Liberté surveillée
Dans « Ma solitude s’appelle Brando », Arno Bertina évoque un de ses aïeuls, qui, entre Gironde et Afrique, s’est affranchi des a priori moraux de sa famille.
dans l’hebdo N° 1026 Acheter ce numéro
On pourrait l’avoir lu cent fois. Le romancier Arno Bertina consacre un livre à l’un de ses aïeuls, né en 1910, administrateur des colonies en Afrique à partir de la fin des années 1930, puis préfet à Djibouti. Pourtant, Ma solitude s’appelle Brando ne ressemble à rien d’autre qu’à lui-même, et surtout pas à une entreprise de mythologisation du passé, couleur sépia et saga exotique. Le livre est court et se présente sous la forme d’une « hypothèse biographique » , qui atteste du fait que l’auteur ne s’est pas lancé dans une longue recherche pour rassembler une somme de détails sur la vie de cet aïeul, qu’il ne nomme jamais. C’est la trajectoire qui l’intéresse, nourrie par l’imagination et la fiction quand le besoin s’en est fait sentir.
La trajectoire est celle d’un homme qui a su marquer son existence au sceau de la liberté, mais sur le mode mineur, sans scandale ni rupture, en toute discrétion, comme l’exigeaient la respectabilité dont ses deux frères, sa sœur et lui-même ne se sont jamais départis et le poids d’une famille ancrée dans une bourgeoisie provinciale normative, à la vision du monde étroite.
Le choix de sa femme, fille de la seule « Négresse » du bourg, en Gironde, où habite la famille, a été l’un de ces actes de liberté, compensé par son accession à un poste important dans les colonies. « Une façon de dire : je peux hériter de vous, exceller où vous espériez que j’excellerais, et dans le même temps imposer un choix qui vous sera comme une arête de poisson plantée dans la trachée. »

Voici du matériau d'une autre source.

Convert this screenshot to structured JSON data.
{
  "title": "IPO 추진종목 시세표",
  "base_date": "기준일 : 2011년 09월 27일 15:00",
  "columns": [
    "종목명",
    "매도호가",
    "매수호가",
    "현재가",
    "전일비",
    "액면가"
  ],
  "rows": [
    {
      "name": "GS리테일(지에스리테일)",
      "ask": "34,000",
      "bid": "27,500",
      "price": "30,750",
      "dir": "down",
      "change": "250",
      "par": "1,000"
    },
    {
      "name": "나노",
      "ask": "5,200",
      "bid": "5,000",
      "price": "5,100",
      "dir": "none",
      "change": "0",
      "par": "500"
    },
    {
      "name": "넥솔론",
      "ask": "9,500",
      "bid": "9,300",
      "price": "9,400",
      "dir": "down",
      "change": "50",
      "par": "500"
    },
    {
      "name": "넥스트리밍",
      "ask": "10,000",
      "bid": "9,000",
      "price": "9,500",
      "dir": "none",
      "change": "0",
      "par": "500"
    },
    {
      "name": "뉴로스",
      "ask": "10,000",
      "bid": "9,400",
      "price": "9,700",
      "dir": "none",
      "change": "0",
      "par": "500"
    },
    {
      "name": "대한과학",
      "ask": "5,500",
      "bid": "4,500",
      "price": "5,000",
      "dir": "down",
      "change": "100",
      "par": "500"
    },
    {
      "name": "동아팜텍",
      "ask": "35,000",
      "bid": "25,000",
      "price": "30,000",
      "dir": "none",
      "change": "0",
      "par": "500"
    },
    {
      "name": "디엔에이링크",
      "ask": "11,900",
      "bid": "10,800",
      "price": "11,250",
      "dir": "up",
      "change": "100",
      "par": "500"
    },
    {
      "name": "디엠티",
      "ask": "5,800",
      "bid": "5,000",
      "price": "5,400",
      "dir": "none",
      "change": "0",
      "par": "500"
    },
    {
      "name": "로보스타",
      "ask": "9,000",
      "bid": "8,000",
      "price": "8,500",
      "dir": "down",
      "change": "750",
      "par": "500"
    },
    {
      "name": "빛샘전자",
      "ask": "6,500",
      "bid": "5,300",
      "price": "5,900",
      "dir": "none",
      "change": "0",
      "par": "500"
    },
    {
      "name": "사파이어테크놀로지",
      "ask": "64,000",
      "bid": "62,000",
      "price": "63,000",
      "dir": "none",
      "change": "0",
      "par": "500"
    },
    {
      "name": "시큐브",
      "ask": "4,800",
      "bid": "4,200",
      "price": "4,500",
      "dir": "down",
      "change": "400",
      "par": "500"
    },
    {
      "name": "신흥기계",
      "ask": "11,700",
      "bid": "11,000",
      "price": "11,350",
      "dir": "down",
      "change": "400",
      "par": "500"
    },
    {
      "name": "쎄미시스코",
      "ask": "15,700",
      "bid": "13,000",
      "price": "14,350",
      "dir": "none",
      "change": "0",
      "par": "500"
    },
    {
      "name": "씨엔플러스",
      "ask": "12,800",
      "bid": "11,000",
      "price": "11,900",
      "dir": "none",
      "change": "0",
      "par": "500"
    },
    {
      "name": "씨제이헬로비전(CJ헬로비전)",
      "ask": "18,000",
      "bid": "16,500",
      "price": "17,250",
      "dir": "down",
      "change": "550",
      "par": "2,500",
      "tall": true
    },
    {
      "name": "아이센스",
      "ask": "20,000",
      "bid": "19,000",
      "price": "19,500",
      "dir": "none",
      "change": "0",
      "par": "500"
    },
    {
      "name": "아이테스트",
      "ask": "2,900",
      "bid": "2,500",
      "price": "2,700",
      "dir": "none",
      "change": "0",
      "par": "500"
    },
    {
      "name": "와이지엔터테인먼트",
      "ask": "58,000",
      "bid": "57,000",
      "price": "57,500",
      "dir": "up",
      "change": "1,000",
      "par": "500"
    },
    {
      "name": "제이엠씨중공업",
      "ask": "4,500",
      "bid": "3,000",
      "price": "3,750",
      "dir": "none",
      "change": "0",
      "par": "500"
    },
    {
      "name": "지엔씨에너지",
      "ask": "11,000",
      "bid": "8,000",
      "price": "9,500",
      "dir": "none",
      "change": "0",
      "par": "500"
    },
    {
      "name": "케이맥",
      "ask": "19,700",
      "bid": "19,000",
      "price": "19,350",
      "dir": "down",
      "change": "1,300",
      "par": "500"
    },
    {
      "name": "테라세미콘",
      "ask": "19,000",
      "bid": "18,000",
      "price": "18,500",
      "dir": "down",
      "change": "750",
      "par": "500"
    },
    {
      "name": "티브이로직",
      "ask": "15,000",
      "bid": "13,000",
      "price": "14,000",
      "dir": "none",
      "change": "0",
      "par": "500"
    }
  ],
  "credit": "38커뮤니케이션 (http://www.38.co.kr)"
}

En s’intéressant à son aïeul, Arno Bertina ne dresse pas le portrait d’un révolutionnaire, ou même d’un fort en gueule qui aurait eu l’avantage romanesque d’être spectaculaire. Mais il parvient à rendre saillants les traits d’un homme en nuances, sillonnant la frontière parfois ténue qui sépare émancipation et compromis. Fonctionnaire de Pétain, il s’est engagé dans l’armée de Leclerc dès 1941, et, tout en étant un Blanc, et même un représentant de l’État colonisateur, il a passionnément aimé l’Afrique noire, comme le suggèrent certains indices – le fait d’apprendre le bambara – ou des photos qui le montrent sans le casque colonial quasi obligatoire pour un préfet mais avec un turban, ou laissant « à un Noir la charge de trancher une corde tendue en travers de la piste qu’ils inaugurent ».
Autre champ ouvert des conventions bafouées : ses paternités. Est-il vraiment le père de son fils né pendant la guerre ? Mais ne serait-il pas, en réalité, le père de la petite Perrine, une enfant noire qu’avec sa femme il a adoptée ? Les rumeurs, les fantasmes vont bon train. Mais tout est toujours recouvert par le silence et les bonnes manières.
« Au moment où je devins adolescent, écrit Bertina, c’est-à-dire sérieux, lui, à soixante-dix ans, devenait excentrique, ou inconséquent, et papillonnant. Nous nous sommes manqués. » « Excentrique » ? Dans la dernière partie de sa vie, son aïeul a effectivement emprunté, de façon radicale, des chemins de traverse : il s’est enfoncé dans une forme de folie (une maladie d’Alzheimer ?). C’est ainsi, encore lucide, qu’il s’est identifié à Marlon Brando fuyant maladivement l’humanité. La fin du livre décrit cette lente dérive vers une liberté qu’il ignorait jusque-là, la liberté absolue, synonyme d’un état qu’il avait toujours refusé : une irrémédiable solitude.